Comparison¶
API reference for the comparison and visualization steps:
scripts.make_comparison: builds tabular comparisons between reference statistics and network statistics, and produces a GeoJSON with line ratios.scripts.visualize_data: generates plots from the comparison tables.
Module: scripts.make_comparison¶
make_comparison
¶
This script compares the reference and network statistics by searching unique region and carrier combinations for capacities and unique countries for demand. It also compares transmission line properties (s_nom and length) by computing ratios and outputs a comparison GeoJSON.
compute_line_ratios_geojson(reference_path, model_path, output_path)
¶
Compute the ratio of s_nom and length between model and reference networks, and store the results in a new GeoJSON with only ratio values.
Module: scripts.visualize_data¶
visualize_data
¶
plot_demand_comparison(demand_df, output_path)
¶
Plot a side-by-side bar graph comparing electricity demand for each region (reference vs network).
plot_carrier_capacity_comparison(installed_capacity_df, optimal_capacity_df, output_path, carrier='coal', normalize=False)
¶
Plot a side-by-side bar graph comparing installed, optimal, and reference capacities for a given carrier (default: coal).
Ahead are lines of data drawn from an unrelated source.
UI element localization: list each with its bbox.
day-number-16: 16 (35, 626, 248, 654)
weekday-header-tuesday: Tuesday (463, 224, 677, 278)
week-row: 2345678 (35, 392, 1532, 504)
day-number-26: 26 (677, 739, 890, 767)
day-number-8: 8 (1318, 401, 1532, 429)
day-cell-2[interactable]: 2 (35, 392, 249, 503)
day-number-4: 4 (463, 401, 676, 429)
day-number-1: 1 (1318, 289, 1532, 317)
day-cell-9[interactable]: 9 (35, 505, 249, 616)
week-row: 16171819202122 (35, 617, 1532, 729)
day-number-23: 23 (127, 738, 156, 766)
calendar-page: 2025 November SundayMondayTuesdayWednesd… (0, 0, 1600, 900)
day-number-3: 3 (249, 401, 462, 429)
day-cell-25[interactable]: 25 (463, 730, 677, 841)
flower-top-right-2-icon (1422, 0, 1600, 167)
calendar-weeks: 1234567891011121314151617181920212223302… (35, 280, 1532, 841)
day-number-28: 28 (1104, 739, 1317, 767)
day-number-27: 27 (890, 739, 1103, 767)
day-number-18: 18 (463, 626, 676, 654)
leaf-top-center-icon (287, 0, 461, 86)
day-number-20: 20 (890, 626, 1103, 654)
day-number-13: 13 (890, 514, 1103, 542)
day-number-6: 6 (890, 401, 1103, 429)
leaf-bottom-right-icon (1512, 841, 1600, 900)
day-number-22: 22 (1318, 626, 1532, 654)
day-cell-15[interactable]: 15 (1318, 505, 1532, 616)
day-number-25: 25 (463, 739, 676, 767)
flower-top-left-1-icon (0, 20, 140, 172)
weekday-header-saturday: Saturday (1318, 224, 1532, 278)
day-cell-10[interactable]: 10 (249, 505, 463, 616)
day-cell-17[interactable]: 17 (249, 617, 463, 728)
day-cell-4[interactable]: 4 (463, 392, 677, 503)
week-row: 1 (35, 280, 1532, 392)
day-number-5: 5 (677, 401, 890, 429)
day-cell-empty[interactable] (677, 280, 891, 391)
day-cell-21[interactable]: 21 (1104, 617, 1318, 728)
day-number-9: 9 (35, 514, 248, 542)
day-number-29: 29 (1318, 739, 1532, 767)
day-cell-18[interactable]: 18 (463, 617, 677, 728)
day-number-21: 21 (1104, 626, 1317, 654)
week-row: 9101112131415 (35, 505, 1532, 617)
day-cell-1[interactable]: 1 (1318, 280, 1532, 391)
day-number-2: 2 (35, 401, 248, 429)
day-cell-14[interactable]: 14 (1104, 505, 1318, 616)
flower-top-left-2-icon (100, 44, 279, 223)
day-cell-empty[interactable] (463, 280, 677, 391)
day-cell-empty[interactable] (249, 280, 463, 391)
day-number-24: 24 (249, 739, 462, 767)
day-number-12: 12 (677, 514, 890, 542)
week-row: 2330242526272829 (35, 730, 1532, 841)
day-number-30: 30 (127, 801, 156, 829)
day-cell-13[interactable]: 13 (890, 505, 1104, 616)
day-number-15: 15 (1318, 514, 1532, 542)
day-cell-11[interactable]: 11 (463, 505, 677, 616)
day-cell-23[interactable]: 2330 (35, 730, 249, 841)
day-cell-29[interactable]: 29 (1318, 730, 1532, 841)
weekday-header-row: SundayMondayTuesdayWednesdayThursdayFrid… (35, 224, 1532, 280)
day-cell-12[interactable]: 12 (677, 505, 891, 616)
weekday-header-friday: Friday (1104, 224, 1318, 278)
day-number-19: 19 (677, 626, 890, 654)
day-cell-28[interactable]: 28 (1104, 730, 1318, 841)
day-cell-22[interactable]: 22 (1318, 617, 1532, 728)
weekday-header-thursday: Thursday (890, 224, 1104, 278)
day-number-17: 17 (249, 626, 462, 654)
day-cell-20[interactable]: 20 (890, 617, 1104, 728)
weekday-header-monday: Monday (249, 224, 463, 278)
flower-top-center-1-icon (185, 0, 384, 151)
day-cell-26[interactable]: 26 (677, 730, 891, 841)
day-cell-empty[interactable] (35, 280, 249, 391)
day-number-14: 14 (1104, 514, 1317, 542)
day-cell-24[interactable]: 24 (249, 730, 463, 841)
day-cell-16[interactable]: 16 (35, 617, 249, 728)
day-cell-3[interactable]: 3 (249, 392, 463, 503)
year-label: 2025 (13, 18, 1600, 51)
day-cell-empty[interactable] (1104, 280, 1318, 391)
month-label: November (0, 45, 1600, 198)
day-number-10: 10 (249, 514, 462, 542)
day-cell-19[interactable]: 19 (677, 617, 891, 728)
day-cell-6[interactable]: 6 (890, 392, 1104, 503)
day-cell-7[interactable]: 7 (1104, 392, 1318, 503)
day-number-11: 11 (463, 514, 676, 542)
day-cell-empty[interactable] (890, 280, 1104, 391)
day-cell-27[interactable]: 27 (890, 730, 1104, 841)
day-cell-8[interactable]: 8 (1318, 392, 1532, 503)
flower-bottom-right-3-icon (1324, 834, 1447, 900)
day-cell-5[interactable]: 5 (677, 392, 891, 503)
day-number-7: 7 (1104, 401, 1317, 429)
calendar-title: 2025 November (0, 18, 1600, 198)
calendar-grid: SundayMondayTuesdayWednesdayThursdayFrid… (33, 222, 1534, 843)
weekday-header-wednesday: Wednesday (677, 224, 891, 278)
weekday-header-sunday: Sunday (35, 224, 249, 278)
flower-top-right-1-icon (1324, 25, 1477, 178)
plot_stack_carrier_capacity_comparison(installed_capacity_df, optimal_capacity_df, output_path, stack_percent=False)
¶
Plot a single stacked bar graph comparing network, optimal, and reference capacity mix for each region. Each region will have 3 bars side by side: one for reference capacity, one for network capacity, and one for optimal capacity. The bars will be stacked with different carriers' capacities.
plot_capacity_grid_comparison(installed_capacity_df, optimal_capacity_df, output_path, normalize=False, share_y=False)
¶
Create a subplot grid where: - Rows = regions (unique) - Columns = carriers - Each subplot shows bar plots: [Reference, Network, Optimal] for that region-carrier combo
get_voltage_color(voltage, line_voltages, voltage_colors)
¶
Get the line colors corresponding to a voltage level based on defined thresholds.
plot_grid_network(input, output, line_voltages, voltage_colors, plot_circuits)
¶
Plot the grid network with lines colored by voltage levels and substations highlighted.
Parameters:¶
input: dict[str, str] A dictionary containing paths to input files, specifically: - "osm_lines": Path to the GeoJSON file containing line geometries and attributes. - "osm_substations": Path to the GeoJSON file containing substation geometries. output: str A dictionary containing paths to output files, specifically: - "plot_grid_network": Path where the generated grid network plot will be saved (e.g., as a PNG file). line_voltages: list[float] A list of voltage thresholds used to categorize lines into different voltage levels for coloring. voltage_colors: list[str] A list of colors corresponding to each voltage level in line_voltages. plot_circuits: bool Whether to display the number of circuits on the plot.
compute_line_lengths_by_voltage(input, output)
¶
Compute total line lengths by voltage level and save to CSV.
Parameters:¶
input: dict[str, str] A dictionary containing paths to input files, specifically: - "osm_lines": Path to the GeoJSON file containing line geometries and attributes. output: dict[str, str] A dictionary containing paths to output files, specifically: - "line_length_by_voltage": Path where the computed line lengths by voltage will be saved as a CSV file.